Mattia Perin ha rilasciato una lunga intervista all’edizione nazionale di Repubblica (clicca qui), ripercorrendo i primi giorni di febbre e la sua positività al Covid-19. “Non sono l’untore del calcio italiano – puntualizza il portiere del Genoa – Era la settimana prima della partita contro il Napoli. Il 21 settembre mi recai a Torino per rivedere mia moglie e i bambini, era un lunedì: al contrario di quanto è stato detto, non esiste alcuna evidenza che io abbia contratto il Coronavirus proprio quel giorno. Il mercoledì seguente ci sottoponemmo ai tamponi, come sempre. Il risultato arrivò il giovedì mattina: tutto okay. Ma la sera avevo la febbre”.
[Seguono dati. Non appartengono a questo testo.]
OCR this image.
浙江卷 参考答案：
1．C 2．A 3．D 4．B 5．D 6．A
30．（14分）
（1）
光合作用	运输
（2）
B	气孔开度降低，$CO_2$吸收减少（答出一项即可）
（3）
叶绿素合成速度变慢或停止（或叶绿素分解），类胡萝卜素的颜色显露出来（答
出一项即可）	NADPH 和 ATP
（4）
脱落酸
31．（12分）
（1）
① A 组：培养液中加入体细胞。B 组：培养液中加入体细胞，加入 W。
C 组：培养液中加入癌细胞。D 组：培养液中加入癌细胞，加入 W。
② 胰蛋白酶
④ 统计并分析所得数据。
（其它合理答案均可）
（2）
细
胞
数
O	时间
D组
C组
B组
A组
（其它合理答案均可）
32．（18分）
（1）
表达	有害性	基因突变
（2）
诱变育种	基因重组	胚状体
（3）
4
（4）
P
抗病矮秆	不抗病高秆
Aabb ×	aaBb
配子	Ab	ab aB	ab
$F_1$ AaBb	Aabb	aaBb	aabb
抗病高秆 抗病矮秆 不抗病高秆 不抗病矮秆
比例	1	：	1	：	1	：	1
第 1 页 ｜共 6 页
Continua Perin: “Questa è una malattia subdola, la puoi prendere in taxi, oppure schiacciando il bottone di un ascensore. Nella mia famiglia sono tutti negativi. La verità è che in una dozzina di ore cambia il quadro clinico, neppure gli specialisti sanno molto del Covid-19. E sia chiaro che il caos di Juventus-Napoli non è iniziato per colpa del Genoa. Poteva accadere a chiunque. Di sicuro, se ci fossimo chiamati Real Madrid, Inter o Juventus, saremmo stati rispettati di più. Sia chiaro che la malattia non è mai una colpa, ma un’eventualità che accade agli esseri umani. Noi calciatori siamo molto scrupolosi. Nessuno toglie la mascherina, rispettiamo regole e distanziamenti, poi è chiaro che in campo veniamo a contatto, è inevitabile. Ma basta con i cliché del calciatore ricco, viziato, privilegiato e menefreghista. Ho letto giudizi molto superficiali”.